Lo llamativo no fue el colorido comercio de productos marca adidas, ardidas, addas, aidas o cualquiera de sus conjugaciones literarias propias de la ropa pirateada que tan bien se sabe hacer en este país pirateado. Lo llamativo fue encontrar una serie de camisas que presentaban colores, formas y hasta escudos distintos a los ya establecidos por un contrato entre la Federación Colombiana de Fútbol y Adidas. En cierto momento fue encontrarme con el ingenio de los ingenieros de lo no propio, con los artificios creados por los publicistas de la calle que nunca han tomado una clase de publicidad con sus profesores prepotentes y sus estudiantes futuros desempleados, me topé con la certeza que a la hora de crear, inventar, mentir, reformular la realidad material de lo que nos rodea, el colombiano es pionero.

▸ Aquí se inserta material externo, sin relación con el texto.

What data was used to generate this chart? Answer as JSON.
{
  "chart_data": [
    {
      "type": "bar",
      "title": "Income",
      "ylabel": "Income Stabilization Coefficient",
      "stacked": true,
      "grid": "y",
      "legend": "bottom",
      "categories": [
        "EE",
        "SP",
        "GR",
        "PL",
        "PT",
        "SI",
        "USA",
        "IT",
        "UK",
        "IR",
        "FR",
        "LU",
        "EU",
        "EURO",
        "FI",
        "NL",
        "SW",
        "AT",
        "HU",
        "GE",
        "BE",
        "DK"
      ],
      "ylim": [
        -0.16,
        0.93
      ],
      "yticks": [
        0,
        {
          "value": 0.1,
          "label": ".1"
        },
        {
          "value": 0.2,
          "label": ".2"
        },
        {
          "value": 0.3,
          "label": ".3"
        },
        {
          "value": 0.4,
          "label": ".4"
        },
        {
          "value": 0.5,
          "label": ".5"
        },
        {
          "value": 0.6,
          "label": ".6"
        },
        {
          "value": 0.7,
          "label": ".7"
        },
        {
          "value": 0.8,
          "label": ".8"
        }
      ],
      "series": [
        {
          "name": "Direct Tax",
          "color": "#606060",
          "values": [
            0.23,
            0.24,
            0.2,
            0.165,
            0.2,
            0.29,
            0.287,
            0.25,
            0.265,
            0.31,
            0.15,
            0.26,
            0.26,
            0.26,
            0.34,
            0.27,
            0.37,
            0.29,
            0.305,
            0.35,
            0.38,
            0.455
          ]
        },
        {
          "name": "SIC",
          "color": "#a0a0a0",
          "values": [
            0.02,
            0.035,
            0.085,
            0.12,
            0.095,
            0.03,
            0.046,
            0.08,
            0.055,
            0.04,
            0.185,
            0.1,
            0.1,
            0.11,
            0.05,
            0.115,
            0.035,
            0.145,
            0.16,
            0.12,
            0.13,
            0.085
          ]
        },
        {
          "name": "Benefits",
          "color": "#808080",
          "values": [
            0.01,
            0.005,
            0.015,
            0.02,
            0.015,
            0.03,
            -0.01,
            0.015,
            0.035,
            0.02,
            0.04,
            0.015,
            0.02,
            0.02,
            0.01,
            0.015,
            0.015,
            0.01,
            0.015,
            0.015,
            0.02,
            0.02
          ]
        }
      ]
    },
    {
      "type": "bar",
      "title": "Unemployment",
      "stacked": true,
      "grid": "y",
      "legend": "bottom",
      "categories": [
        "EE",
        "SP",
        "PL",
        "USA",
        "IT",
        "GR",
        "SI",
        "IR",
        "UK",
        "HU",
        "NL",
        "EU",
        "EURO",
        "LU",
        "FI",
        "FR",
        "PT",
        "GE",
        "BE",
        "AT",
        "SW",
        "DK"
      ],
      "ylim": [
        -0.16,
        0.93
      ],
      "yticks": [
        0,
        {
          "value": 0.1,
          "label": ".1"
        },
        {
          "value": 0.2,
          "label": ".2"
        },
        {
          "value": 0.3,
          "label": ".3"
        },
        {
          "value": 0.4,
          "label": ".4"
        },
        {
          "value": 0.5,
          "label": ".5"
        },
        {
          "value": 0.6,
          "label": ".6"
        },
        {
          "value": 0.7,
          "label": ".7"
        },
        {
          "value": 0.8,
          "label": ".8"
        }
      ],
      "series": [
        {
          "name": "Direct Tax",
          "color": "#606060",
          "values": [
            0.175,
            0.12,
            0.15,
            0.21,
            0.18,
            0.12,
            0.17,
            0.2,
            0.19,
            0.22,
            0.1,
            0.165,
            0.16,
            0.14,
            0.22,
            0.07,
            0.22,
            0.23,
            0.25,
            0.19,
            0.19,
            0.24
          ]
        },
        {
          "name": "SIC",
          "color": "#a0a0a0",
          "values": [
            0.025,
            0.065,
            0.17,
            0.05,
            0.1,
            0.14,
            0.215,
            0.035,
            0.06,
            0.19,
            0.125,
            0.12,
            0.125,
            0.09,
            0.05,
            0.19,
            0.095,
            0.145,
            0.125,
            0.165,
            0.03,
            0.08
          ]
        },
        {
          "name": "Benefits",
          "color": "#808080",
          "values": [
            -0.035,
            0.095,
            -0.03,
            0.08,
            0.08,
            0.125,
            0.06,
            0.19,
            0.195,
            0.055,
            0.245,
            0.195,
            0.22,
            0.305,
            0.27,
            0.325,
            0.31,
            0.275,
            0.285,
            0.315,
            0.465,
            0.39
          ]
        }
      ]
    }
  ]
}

En estos momentos deseo una camiseta de la selección, la roja sería la ideal, pero cuesta más de 100 mil pesos que no tengo para eso. Por otro lado está la misma camiseta pero en azul, color que no me vende la tienda de Adidas en Unicentro, que deseo con ganas, cuesta 30 mil y la vende Sonía, una mujer hija de indígenas una cuadra más arriba de la Plaza de Caicedo.
Si alguno quiere hacer su labor patriota debería comprar la camiseta del centro de esta ciudad multinombre, en homenaje de todos los habitantes de esta país multiforme.